"Like shoemakers and tailors turning out more second-generation shoemakers and tailors, my father, Louis Ginsberg, the poet, had poets." –Allen Ginsberg
Artists and writers are sometimes thought of as being inherently rebellious—taking on low-paying professions and questionable lifestyles that inspire dread in the minds of their parents. But when your father is already a poet, just how rebellious can you be by comparison? If we ask Allen Ginsberg, the answer is obviously “very.”
Ginsberg, who was one of the most important writers of the Beat Generation (right alongside Jack Kerouac and William S. Burroughs), earned his lasting place in the postwar canon for poems like 'Howl' (1956) and 'Kaddish' (1961) that tested the bounds of subject matter and formal possibilities previously thought unacceptable in poetry. Meanwhile, those same boundaries (from the notion that poetry should be metered to disagreement over what constituted an appropriate poetical topic) were being studiously upheld by Ginsberg’s own father, Louis Ginsberg.
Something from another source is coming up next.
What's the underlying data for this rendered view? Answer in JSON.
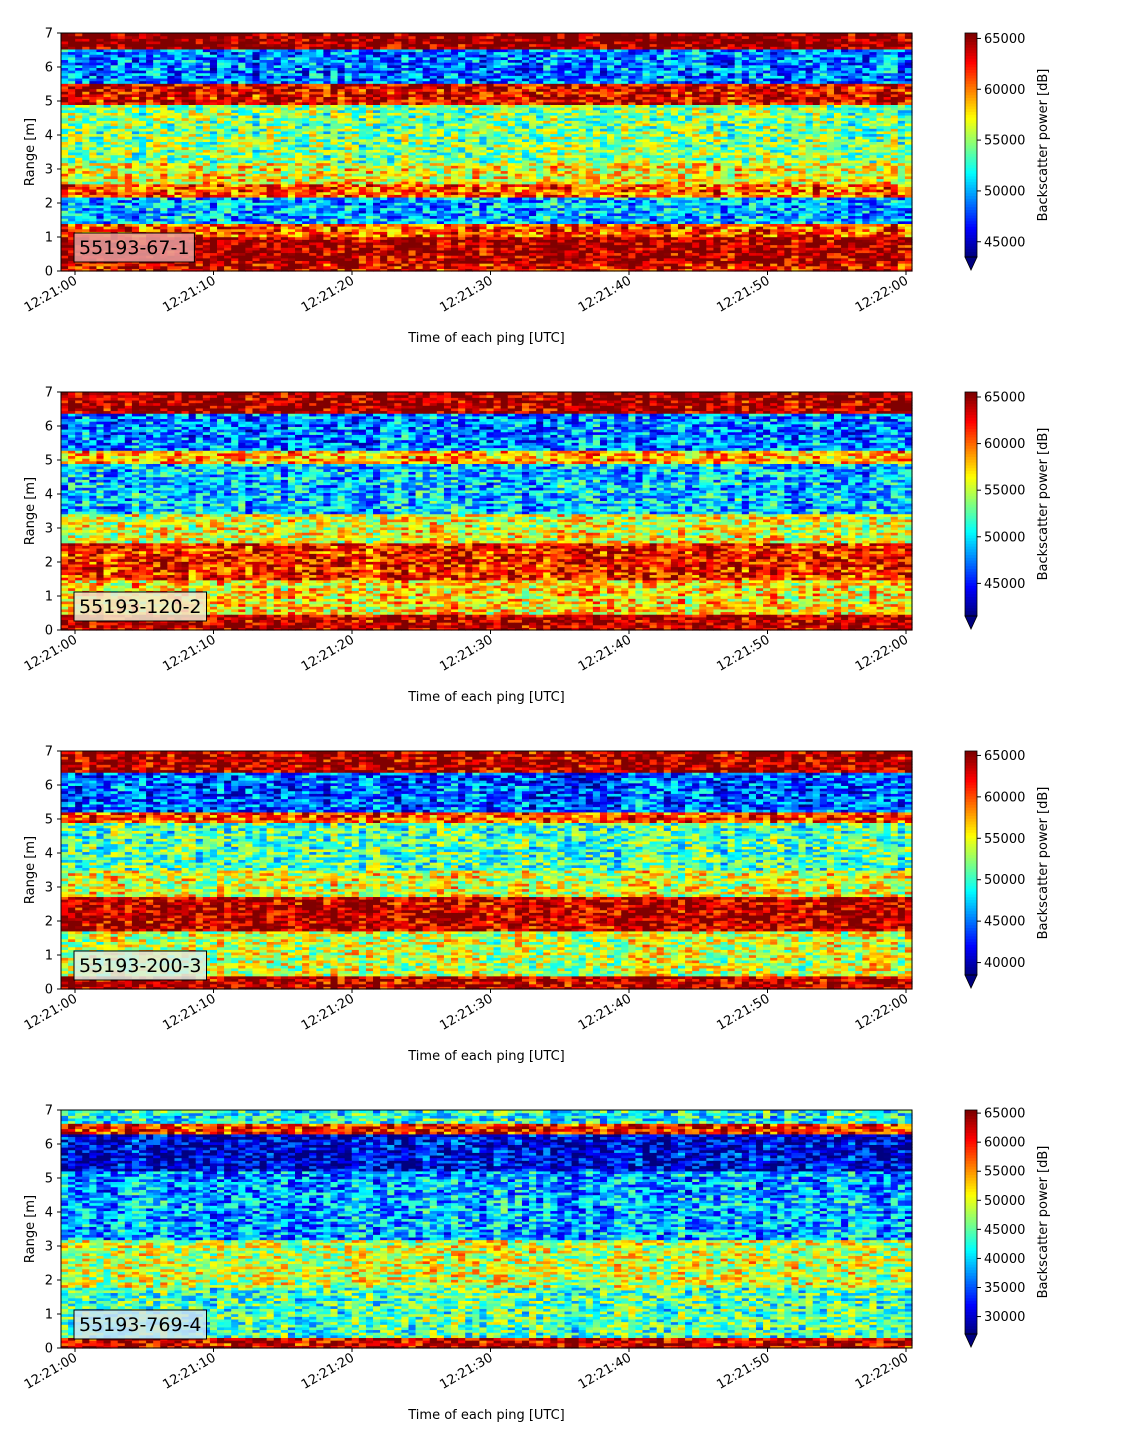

Though Louis Ginsberg is largely remembered as a footnote to his son’s legacy today, he was a successful, frequently anthologized poet in his own right—and his poetry could not have been more different from his son’s poetry. He was slavishly devoted to traditional meters and rhyme schemes, publishing quiet, pun-filled poems on such evergreen topics as stone buildings and fog. Hardly the free-verse anarchy dwelling on mental institutions and erotic vegetables for which Allen would be remembered.
If the difference in their two poetical modes is profound, it’s because it was underpinned by a philosophical difference that extended far beyond poetry. In the letters that the pair exchanged throughout their lives (which can be glimpsed in 2001's Family Business: Selected Letters between a Father and Son, a collection that paints a moving portrait of the pair through their amazingly erudite correspondence), they frequently debated not just the right way to compose a poem, but the very basis of societal morality; Allen thought socially acceptable behavior was arbitrary and ‘rationalized’, while Louis believed that even if social norms were rationalizations, they were productive ones, whereas the rationalizations made by the insane were unproductive and even harmful. The upshot of this particular disagreement (which led not just to multiple letters to Allen but also a letter to famed literary critic Lionel Trilling, who was Allen’s professor at Columbia) was that Allen should stop cavorting with drug addicts and vagrants, should button his shirt up properly, and should stop hanging around with that shifty Burroughs fellow.
While the letters in Family Business show a frequently contentious dialog between the two writers—who failed to see eye-to-eye on communism, the Vietnam War, and other controversial issues of the era—they also show a relationship underpinned by real love and admiration. And, in fact, the two would sometimes give readings together (and, separately anyway, the two sometimes gave readings with Eugene Brooks Ginsberg, Allen’s older brother). The events proved to be studies in contrast, with the elder Ginsberg donning a suit and tie and calmly orating a few poems, followed by Allen taking the podium bare-chested, chanting with bells and hand cymbals. Because even when your father is a poet, it doesn’t hurt to rebel a little.